The Oct. 17 event highlighted Prewitt’s love of art by featuring visual, culinary, musical and performing artists while raising awareness and more than $225,000 to support the MIND Center’s mission to stop Alzheimer’s. The evening featured an interactive dinner led by food writer, restaurateur and chef Robert St. John and renowned watercolorist Wyatt Waters.
“Alzheimer’s and related dementias is, without question, the biggest challenge facing medicine and one of the biggest challenges facing our society over the next century,” said Dr. Tom Mosley, Hughes Chair and director of the center.
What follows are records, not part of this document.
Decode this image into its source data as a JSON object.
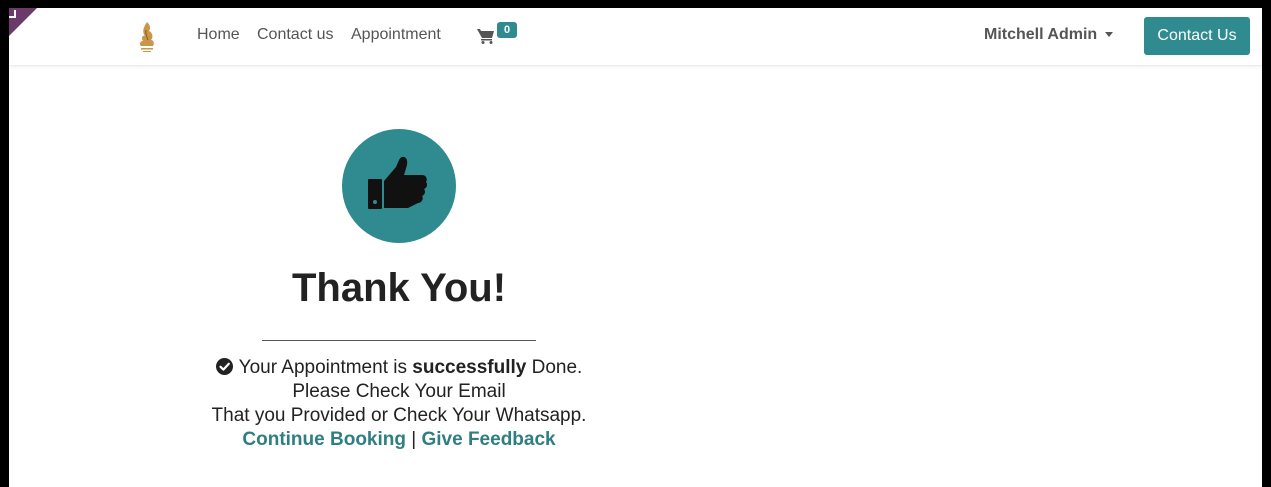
{
  "nav": {
    "home": "Home",
    "contact": "Contact us",
    "appointment": "Appointment",
    "cart_count": "0",
    "user": "Mitchell Admin",
    "contact_button": "Contact Us"
  },
  "confirmation": {
    "title": "Thank You!",
    "line1_prefix": "Your Appointment is ",
    "line1_bold": "successfully",
    "line1_suffix": " Done.",
    "line2": "Please Check Your Email",
    "line3": "That you Provided or Check Your Whatsapp.",
    "continue_link": "Continue Booking",
    "separator": "|",
    "feedback_link": "Give Feedback"
  },
  "icons": {
    "logo": "flame-logo-icon",
    "cart": "shopping-cart-icon",
    "thumb": "thumbs-up-icon",
    "check": "check-circle-icon",
    "caret": "caret-down-icon"
  },
  "colors": {
    "accent": "#2f8b8f",
    "link": "#2f7f82",
    "corner": "#6b3a6b"
  }
}
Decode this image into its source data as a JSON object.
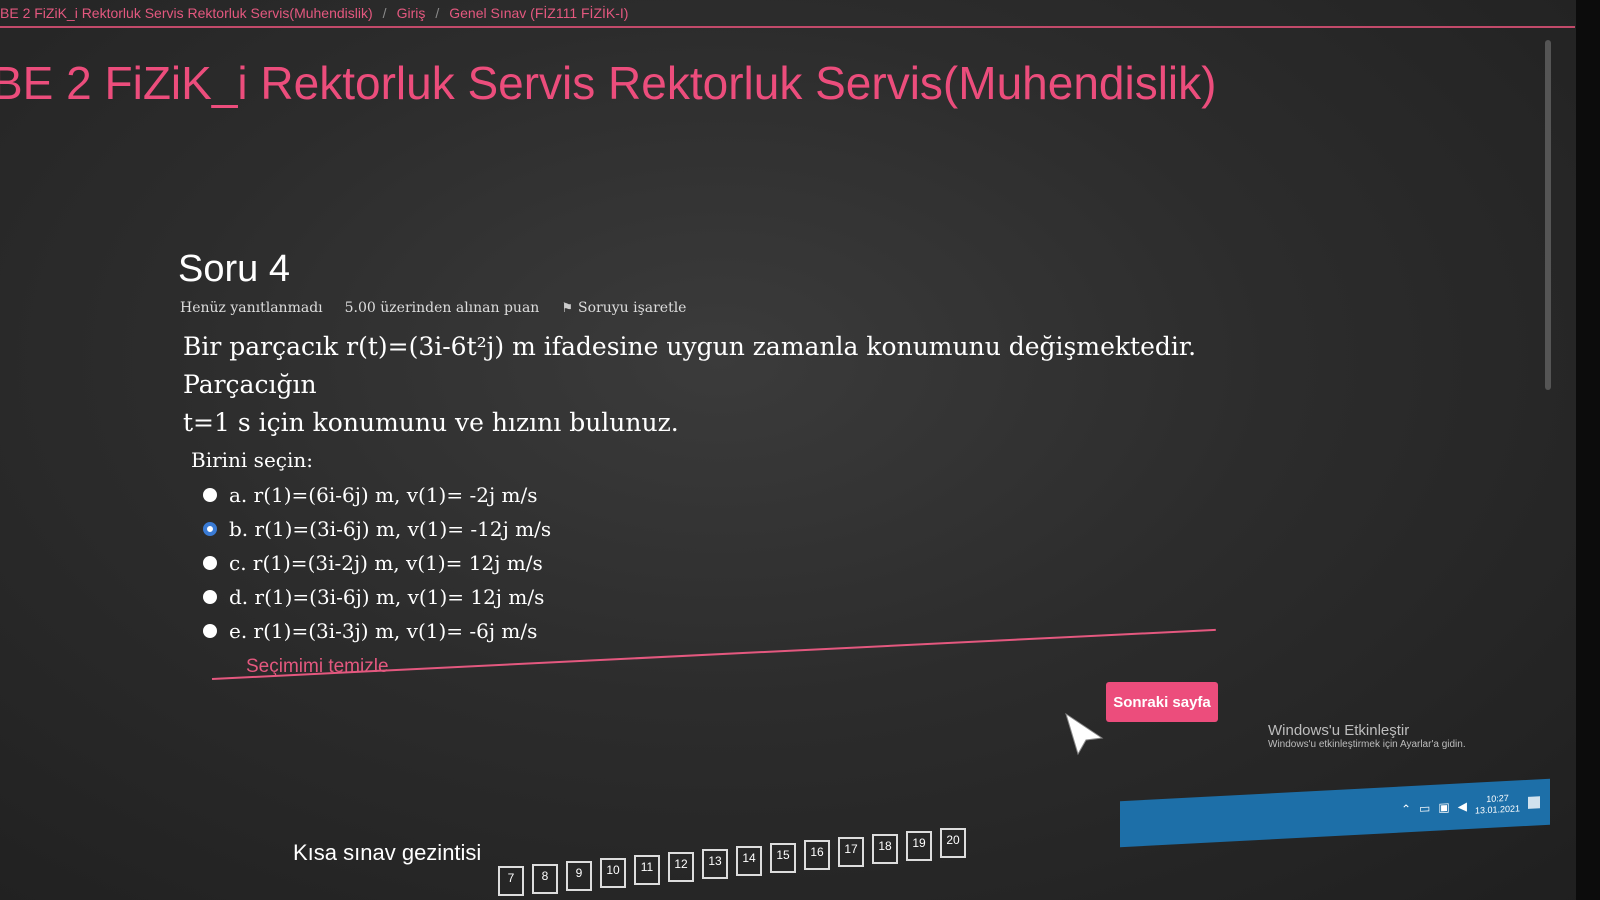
{
  "breadcrumb": {
    "course": "BE 2 FiZiK_i Rektorluk Servis Rektorluk Servis(Muhendislik)",
    "section": "Giriş",
    "quiz": "Genel Sınav (FİZ111 FİZİK-I)"
  },
  "course_title": "BE 2 FiZiK_i Rektorluk Servis Rektorluk Servis(Muhendislik)",
  "question": {
    "title": "Soru 4",
    "status": "Henüz yanıtlanmadı",
    "marks": "5.00 üzerinden alınan puan",
    "flag_label": "Soruyu işaretle",
    "text_line1": "Bir parçacık r(t)=(3i-6t²j) m ifadesine uygun zamanla konumunu değişmektedir. Parçacığın",
    "text_line2": "t=1 s için konumunu ve hızını bulunuz.",
    "prompt": "Birini seçin:",
    "options": [
      {
        "label": "a. r(1)=(6i-6j) m, v(1)= -2j m/s",
        "selected": false
      },
      {
        "label": "b. r(1)=(3i-6j) m, v(1)= -12j m/s",
        "selected": true
      },
      {
        "label": "c. r(1)=(3i-2j) m, v(1)= 12j m/s",
        "selected": false
      },
      {
        "label": "d. r(1)=(3i-6j) m, v(1)= 12j m/s",
        "selected": false
      },
      {
        "label": "e. r(1)=(3i-3j) m, v(1)= -6j m/s",
        "selected": false
      }
    ],
    "clear_label": "Seçimimi temizle"
  },
  "next_button": "Sonraki sayfa",
  "watermark": {
    "title": "Windows'u Etkinleştir",
    "subtitle": "Windows'u etkinleştirmek için Ayarlar'a gidin."
  },
  "quiz_nav": {
    "title": "Kısa sınav gezintisi",
    "buttons": [
      "7",
      "8",
      "9",
      "10",
      "11",
      "12",
      "13",
      "14",
      "15",
      "16",
      "17",
      "18",
      "19",
      "20"
    ]
  },
  "taskbar": {
    "time": "10:27",
    "date": "13.01.2021"
  },
  "colors": {
    "accent": "#ec4d7c",
    "selected_radio": "#3a7bd5",
    "taskbar": "#1d6fa8"
  }
}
“There’s a saying, ‘Where words fail, music speaks.’ Art touches the mind and is powerful and magical in a way we don’t understand. Art can’t stop or cure dementia, but it’s an important component of the therapy for people with dementia and helps them to stay connected with their memories.”
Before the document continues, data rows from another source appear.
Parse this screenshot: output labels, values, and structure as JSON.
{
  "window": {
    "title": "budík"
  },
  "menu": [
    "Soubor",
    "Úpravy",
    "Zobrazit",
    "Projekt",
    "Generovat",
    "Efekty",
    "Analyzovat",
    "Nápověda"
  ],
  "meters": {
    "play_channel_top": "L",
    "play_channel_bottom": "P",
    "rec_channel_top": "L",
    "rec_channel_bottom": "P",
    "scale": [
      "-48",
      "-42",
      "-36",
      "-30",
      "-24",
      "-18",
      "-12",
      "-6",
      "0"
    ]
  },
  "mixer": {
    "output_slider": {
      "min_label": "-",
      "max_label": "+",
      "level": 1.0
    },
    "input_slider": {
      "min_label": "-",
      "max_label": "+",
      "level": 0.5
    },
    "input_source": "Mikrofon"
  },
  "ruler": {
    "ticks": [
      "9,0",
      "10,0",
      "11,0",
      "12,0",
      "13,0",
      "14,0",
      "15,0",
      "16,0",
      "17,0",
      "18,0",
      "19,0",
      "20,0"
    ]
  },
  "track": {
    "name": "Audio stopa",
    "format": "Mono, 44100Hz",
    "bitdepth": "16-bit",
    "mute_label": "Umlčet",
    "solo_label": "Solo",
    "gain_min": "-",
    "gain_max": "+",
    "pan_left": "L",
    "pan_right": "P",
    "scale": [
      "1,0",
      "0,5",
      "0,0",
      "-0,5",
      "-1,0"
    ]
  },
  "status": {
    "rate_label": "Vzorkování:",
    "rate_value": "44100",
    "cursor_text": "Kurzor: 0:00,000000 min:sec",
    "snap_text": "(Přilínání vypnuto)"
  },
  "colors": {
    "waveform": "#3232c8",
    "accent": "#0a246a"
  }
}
Prewitt received his medical degree in 1988 from UMMC. After completing a three-year fellowship with the National Institutes of Health, he returned to the Medical Center to complete his residency in general surgery, graduating in 1995.
He served the Medical Center and its community for many years as an associate professor of surgery and director of health policy, practicing as a breast surgical oncologist, an educator and a health policy adviser to the chancellor.
In 2015, Prewitt was diagnosed at the MIND Center at age 54. His wife, Cissy Primos Prewitt, a prominent Mississippi artist, helped him discover joy and purpose through painting.
“Tommy loved being involved with The MIND Center and this fundraiser so that he could show that even people in their 50s get dementia,” Cissy Prewitt said. “He wants to be able to open the eyes of other people through talking about his disease and sharing his experience.”
A group of friends and close colleagues proposed an event in honor of Prewitt and to raise money for a cause he and his family care for so deeply: finding a way to stop Alzheimer’s and dementia.
The MIND Center is a national leader in Alzheimer’s research and clinical care and is backed by the state’s only academic medical center. Launched in 2010, the MIND Center uses pioneering research, state-of-the-art brain imaging and powerful genetic technologies to discover the causes and find new methods of treatment and prevention for Alzheimer’s and other dementias, which affect more than 5.8 million Americans.